Epidermal growth factor receptor (EGFR) is a transmembrane receptor protein in humans. The discovery of activating mutations in EGFR detected in 10% to 30% of patients with non–small cell lung cancer (NSCLC). In addition, it has revolutionized the treatment of this disease. Until recently, EGFR tyrosine kinase inhibitors (TKI), including erlotinib, gefitinib, afatinib, have been the standard-of-care initial therapy for lung cancer. As such, strategies to treat or prevent osimertinib resistance and/or approaches to more effectively inhibit EGFR may lead to improved clinical therapies. Besides, the clinical efficacy of EGFR TKI in EGFR-mutant lung cancer is limited by acquired drug resistance. Thus it highlights the need for alternative strategies to inhibit EGFR. Moreover, we need an inhibitor could augment the efficacy of existing ATP-competitive EGFR inhibitors. JBJ-04-125-02 is a potent, mutant-selective, allosteric and orally active EGFR inhibitor.

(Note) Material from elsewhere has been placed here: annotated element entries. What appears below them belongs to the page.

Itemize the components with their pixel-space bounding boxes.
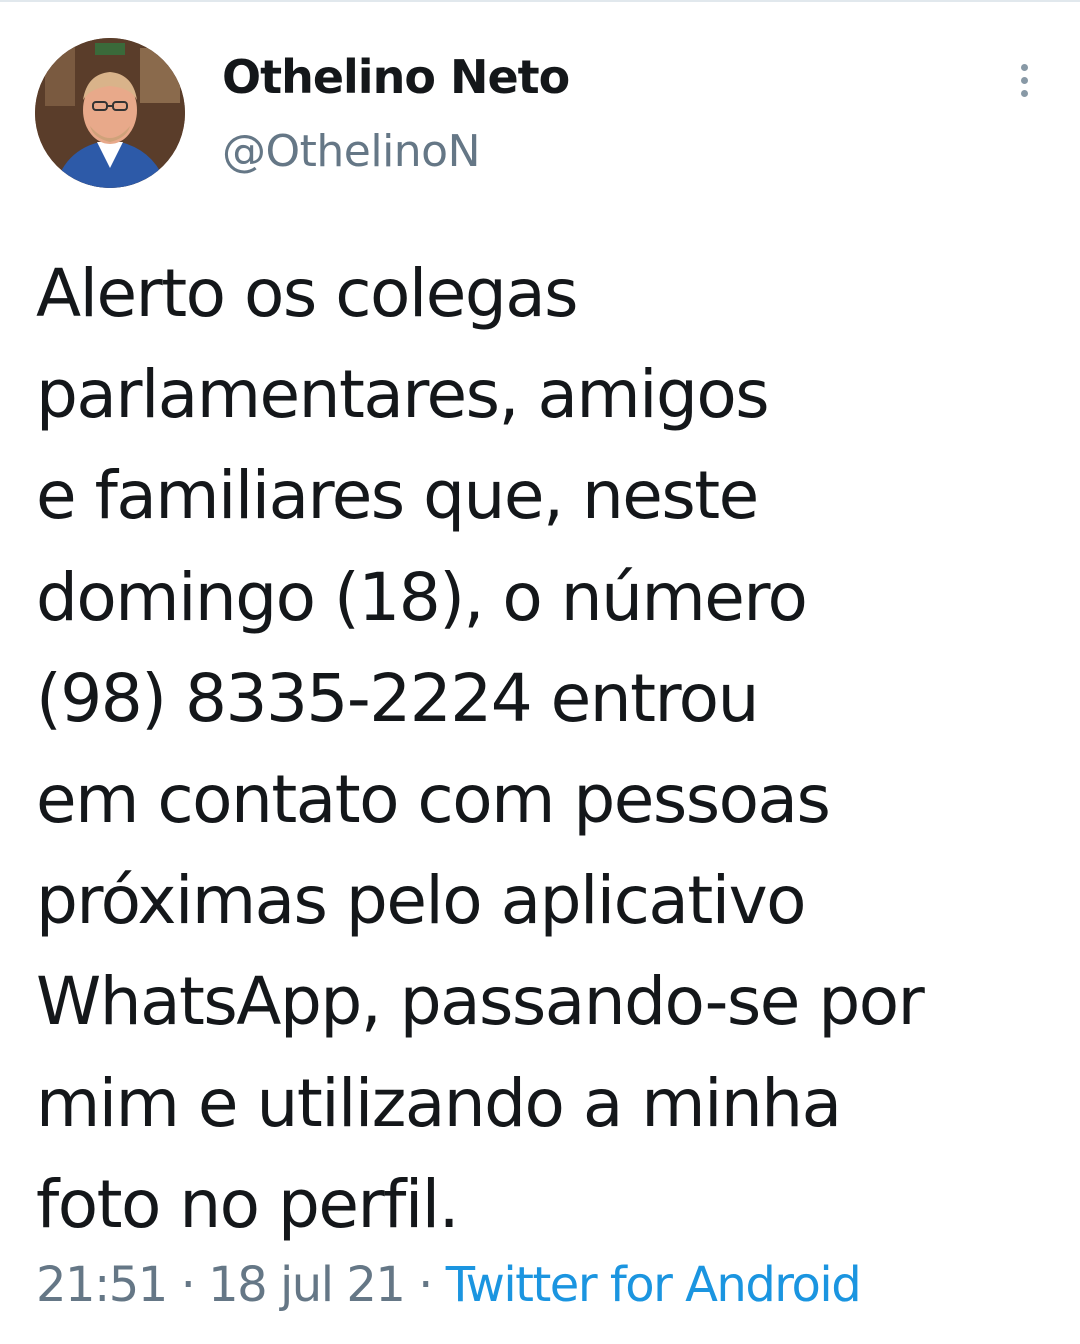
tweet-metadata: 21:51 · 18 jul 21 · Twitter for Android (36, 1257, 862, 1313)
author-display-name[interactable]: Othelino Neto (222, 50, 570, 104)
tweet-line: próximas pelo aplicativo (36, 862, 807, 940)
more-vertical-icon-dot-2 (1020, 76, 1028, 84)
more-options-button[interactable] (1004, 58, 1044, 102)
author-handle[interactable]: @OthelinoN (222, 126, 481, 177)
tweet-text: Alerto os colegas parlamentares, amigos … (36, 243, 1076, 1255)
tweet-date[interactable]: 18 jul 21 (208, 1257, 406, 1313)
tweet-line: em contato com pessoas (36, 760, 831, 838)
tweet-line: foto no perfil. (36, 1165, 460, 1243)
more-vertical-icon-dot-3 (1020, 89, 1028, 97)
more-vertical-icon-dot-1 (1020, 63, 1028, 71)
tweet-line: e familiares que, neste (36, 457, 759, 535)
meta-separator: · (418, 1257, 433, 1313)
tweet-line: parlamentares, amigos (36, 356, 770, 434)
top-divider (0, 0, 1080, 2)
meta-separator: · (180, 1257, 196, 1313)
tweet-line: domingo (18), o número (36, 558, 808, 636)
avatar[interactable] (35, 38, 185, 188)
tweet-line: mim e utilizando a minha (36, 1064, 842, 1142)
tweet-line: WhatsApp, passando-se por (36, 963, 925, 1041)
tweet-time[interactable]: 21:51 (36, 1257, 168, 1313)
tweet-line: (98) 8335-2224 entrou (36, 659, 759, 737)
tweet-source-link[interactable]: Twitter for Android (446, 1257, 862, 1313)
profile-photo-icon (35, 38, 185, 188)
tweet-line: Alerto os colegas (36, 255, 579, 332)
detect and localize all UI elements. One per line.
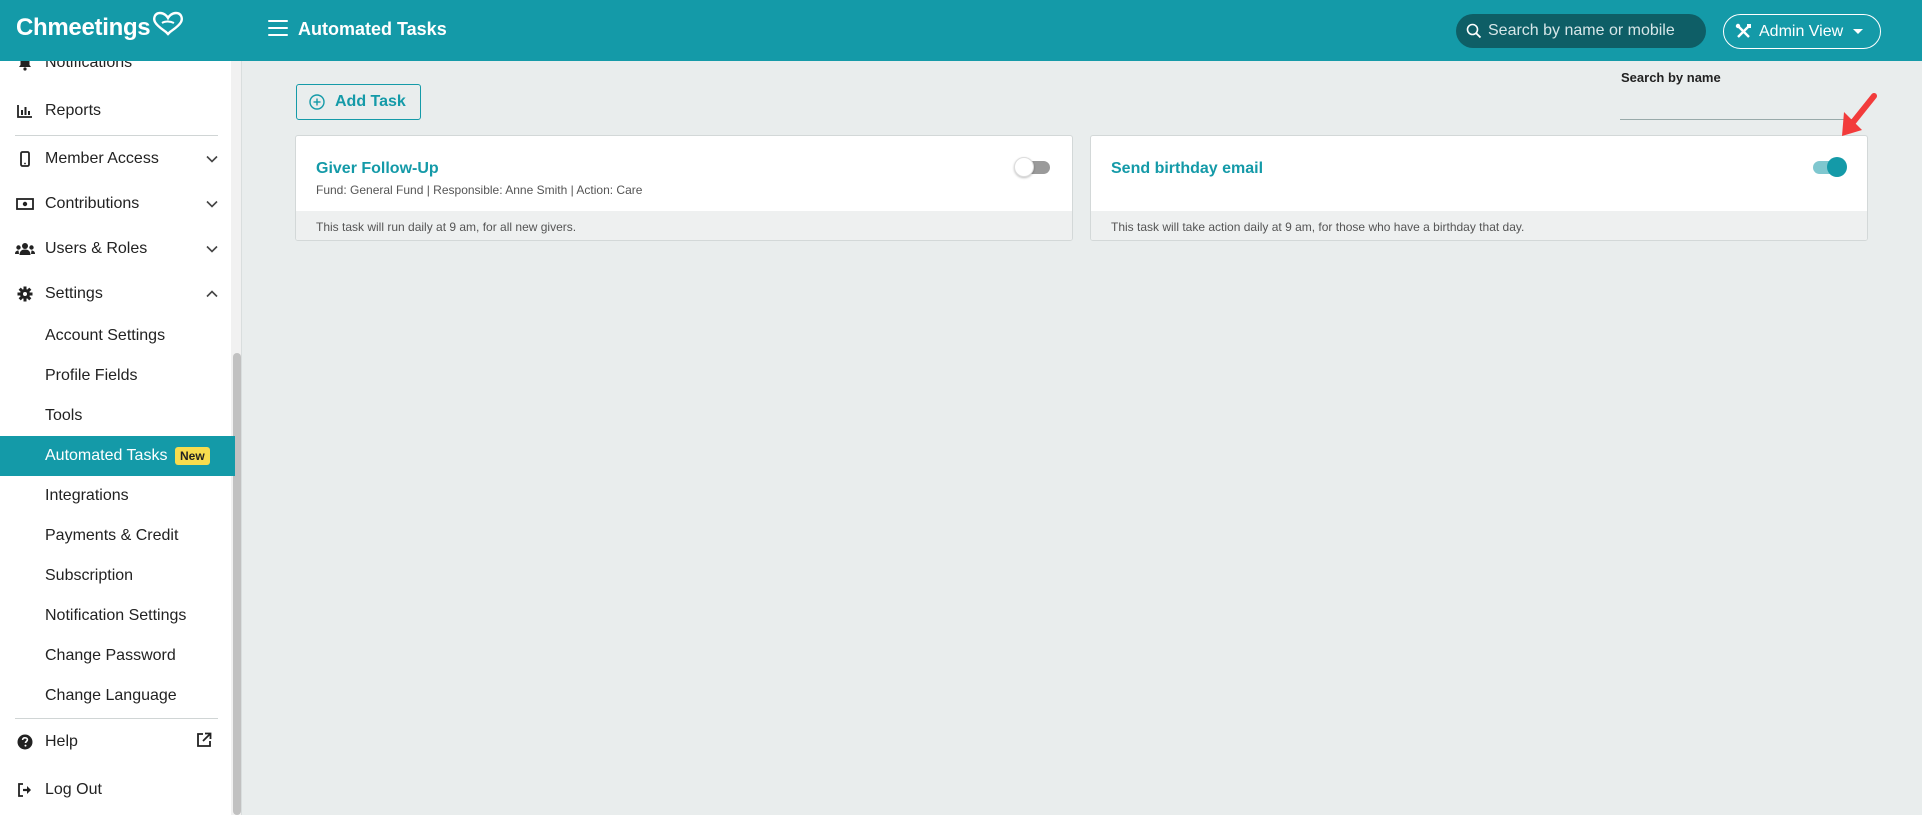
tools-icon: [1735, 23, 1751, 38]
add-task-label: Add Task: [335, 93, 406, 110]
sidebar-subitem-label: Profile Fields: [45, 367, 138, 384]
sidebar-item-settings[interactable]: Settings: [0, 274, 230, 314]
logo-heart-icon: [153, 11, 184, 36]
sidebar: Notifications Reports Member Access Cont…: [0, 61, 242, 815]
admin-view-dropdown[interactable]: Admin View: [1723, 14, 1881, 49]
plus-circle-icon: [309, 94, 325, 110]
add-task-button[interactable]: Add Task: [296, 84, 421, 120]
money-icon: [15, 194, 35, 214]
sidebar-divider: [15, 718, 218, 719]
chevron-down-icon: [206, 240, 218, 258]
sidebar-subitem-account-settings[interactable]: Account Settings: [0, 316, 235, 356]
sidebar-subitem-label: Payments & Credit: [45, 527, 179, 544]
new-badge: New: [175, 447, 210, 465]
task-footer: This task will run daily at 9 am, for al…: [296, 211, 1072, 240]
sidebar-subitem-automated-tasks[interactable]: Automated Tasks New: [0, 436, 235, 476]
task-title[interactable]: Send birthday email: [1111, 160, 1263, 178]
chevron-down-icon: [206, 150, 218, 168]
page-title: Automated Tasks: [298, 19, 447, 39]
question-icon: [15, 732, 35, 752]
sidebar-subitem-change-password[interactable]: Change Password: [0, 636, 235, 676]
task-title[interactable]: Giver Follow-Up: [316, 160, 439, 178]
sidebar-subitem-label: Tools: [45, 407, 83, 424]
sidebar-subitem-tools[interactable]: Tools: [0, 396, 235, 436]
global-search[interactable]: [1456, 14, 1706, 48]
sidebar-item-label: Member Access: [45, 150, 159, 167]
sidebar-subitem-label: Account Settings: [45, 327, 166, 344]
sidebar-item-contributions[interactable]: Contributions: [0, 184, 230, 224]
sidebar-item-help[interactable]: Help: [0, 722, 230, 762]
mobile-icon: [15, 149, 35, 169]
app-logo[interactable]: Chmeetings: [16, 11, 184, 42]
sidebar-item-users-roles[interactable]: Users & Roles: [0, 229, 230, 269]
task-card-giver-follow-up[interactable]: Giver Follow-Up Fund: General Fund | Res…: [295, 135, 1073, 241]
sidebar-subitem-label: Change Language: [45, 687, 177, 704]
top-bar: Chmeetings Automated Tasks Admin View: [0, 0, 1922, 61]
sidebar-subitem-payments-credit[interactable]: Payments & Credit: [0, 516, 235, 556]
sidebar-item-label: Help: [45, 733, 78, 750]
sidebar-subitem-label: Subscription: [45, 567, 134, 584]
sidebar-subitem-notification-settings[interactable]: Notification Settings: [0, 596, 235, 636]
sidebar-subitem-subscription[interactable]: Subscription: [0, 556, 235, 596]
chevron-down-icon: [1853, 29, 1864, 34]
sidebar-item-label: Contributions: [45, 195, 140, 212]
task-schedule-text: This task will run daily at 9 am, for al…: [316, 220, 577, 234]
external-link-icon: [196, 732, 212, 753]
sidebar-item-label: Settings: [45, 285, 103, 302]
task-schedule-text: This task will take action daily at 9 am…: [1111, 220, 1525, 234]
bell-icon: [15, 61, 35, 73]
task-enable-toggle[interactable]: [1014, 156, 1052, 178]
sidebar-subitem-label: Notification Settings: [45, 607, 187, 624]
sidebar-item-label: Users & Roles: [45, 240, 148, 257]
sidebar-item-logout[interactable]: Log Out: [0, 770, 230, 810]
sidebar-divider: [15, 135, 218, 136]
admin-view-label: Admin View: [1759, 22, 1844, 40]
sidebar-item-label: Log Out: [45, 781, 102, 798]
users-icon: [15, 239, 35, 259]
sidebar-subitem-label: Change Password: [45, 647, 176, 664]
search-by-name-input[interactable]: [1620, 92, 1852, 120]
logo-text: Chmeetings: [16, 14, 151, 41]
sidebar-subitem-profile-fields[interactable]: Profile Fields: [0, 356, 235, 396]
chart-icon: [15, 101, 35, 121]
gear-icon: [15, 284, 35, 304]
task-card-send-birthday-email[interactable]: Send birthday email This task will take …: [1090, 135, 1868, 241]
sidebar-item-notifications[interactable]: Notifications: [0, 61, 230, 83]
sidebar-item-member-access[interactable]: Member Access: [0, 139, 230, 179]
task-enable-toggle[interactable]: [1809, 156, 1847, 178]
sidebar-subitem-integrations[interactable]: Integrations: [0, 476, 235, 516]
logout-icon: [15, 780, 35, 800]
chevron-down-icon: [206, 195, 218, 213]
menu-toggle-icon[interactable]: [268, 20, 288, 38]
sidebar-item-reports[interactable]: Reports: [0, 91, 230, 131]
annotation-arrow-icon: [1842, 93, 1877, 136]
search-icon: [1466, 23, 1482, 39]
sidebar-item-label: Notifications: [45, 61, 133, 71]
task-details: Fund: General Fund | Responsible: Anne S…: [316, 183, 643, 197]
global-search-input[interactable]: [1488, 22, 1688, 40]
sidebar-subitem-label: Automated Tasks: [45, 447, 168, 464]
sidebar-subitem-change-language[interactable]: Change Language: [0, 676, 235, 716]
sidebar-item-label: Reports: [45, 102, 102, 119]
task-footer: This task will take action daily at 9 am…: [1091, 211, 1867, 240]
chevron-up-icon: [206, 285, 218, 303]
sidebar-subitem-label: Integrations: [45, 487, 129, 504]
search-by-name-label: Search by name: [1621, 70, 1721, 85]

JBJ-04-125-02 is a potent, mutant-selective, allosteric and orally active EGFR inhibitor with an IC50 of 0.26 nM for EGFRL858R/T790M. Specifically, JBJ-04-125-02 can inhibit cancer cell proliferation and EGFRL858R/T790M/C797S signaling. Meanwhile, JBJ-04-125-02 has anti-tumor activities. Nonetheless, the combination of osimertinib and JBJ-04-125-02 results in an increase in apoptosis, a more effective inhibition of cellular growth. It has an increased efficacy in vitro and in vivo compared with either single agent alone. Furthermore, JBJ-04-125-02 is effective as a single agent in both in vitro and in vivo models of EGFR-mutant (including C797S) lung cancer. All in all, JBJ-04-125-02 is a potent, mutant-selective, allosteric and orally active EGFR inhibitor with anti-tumor activities.
References:
To C, et al. Cancer Discov. 2019 Jul;9(7):926-943.